Optus-NRL Decision Has Huge Implications For Cloud Computing
Today the High Court refused an application by Optus for special leave to appeal, upholding the decision of the Full Federal Court.
Some are hailing this as a win for Aussie sports, but this decision has huge implications for Cloud Computing (SaaS) providers.
Essentially, anyone who provides a cloud computing service is now responsible for the activities of their users as if they took the action themselves.
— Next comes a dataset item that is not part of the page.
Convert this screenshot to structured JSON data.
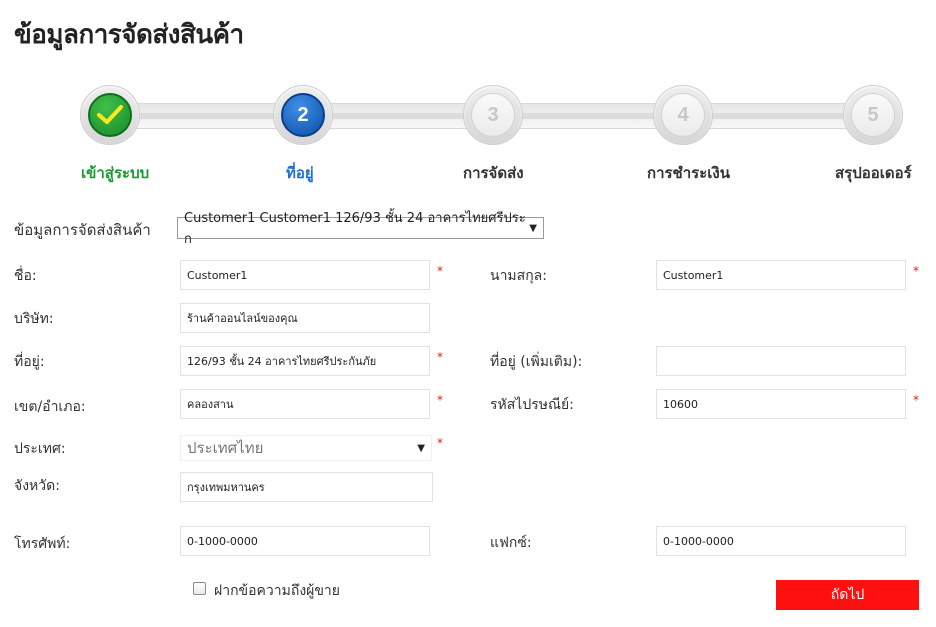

Even if that action is legal for the user, it may not be legal for the service provider.
Full Federal Court Decision
Optus provided a service called TV Now, enabling users to record free to air TV and play it back on their mobile, tablet or PC.
The Full Federal Court held that even though Optus didn’t select programs to record, by providing the facility to record the program it was actually making a copy itself (or making a copy jointly with the user – having the same effect).
And even though home users have the right to ‘timeshift’ TV shows that way, Optus as a business does not.
So Optus breached copyright laws by providing a facility for its users to do something that they are legally entitled to do.
What Do I Need To Do?
Unfortunately it is not enough that your service is legal to use or provides access to legal content. Nor is it enough that your cloud service would be perfectly legal as a standalone device with the exact same capability (such as a DVD recorder or PVR).
Until our copyright laws catch up with cloud computing technology, we recommend you review your content licences and ensure they cater for every copy, transformation and transmission throughout your content delivery process.
If you provide a cloud based PVR or streaming service we recommend you seek legal advice urgently.
Footy fans are simply stuck without cloud technology for the time being, and will have to watch the game live, or record it themselves.
Where To From Here?
As the High Court has refused Optus leave to appeal, Optus is out of options, and we’re stuck with the decision of the Full Federal Court (see link).
The Australian Law Reform Commission is currently considering whether exceptions and statutory licences in the Copyright Act 1968 (Cth) are adequate and appropriate in the digital environment. The ALRC has published a detailed discussion paper and seeks submissions by 16 November 2012.
We strongly encourage you to review the discussion paper and put in a submission.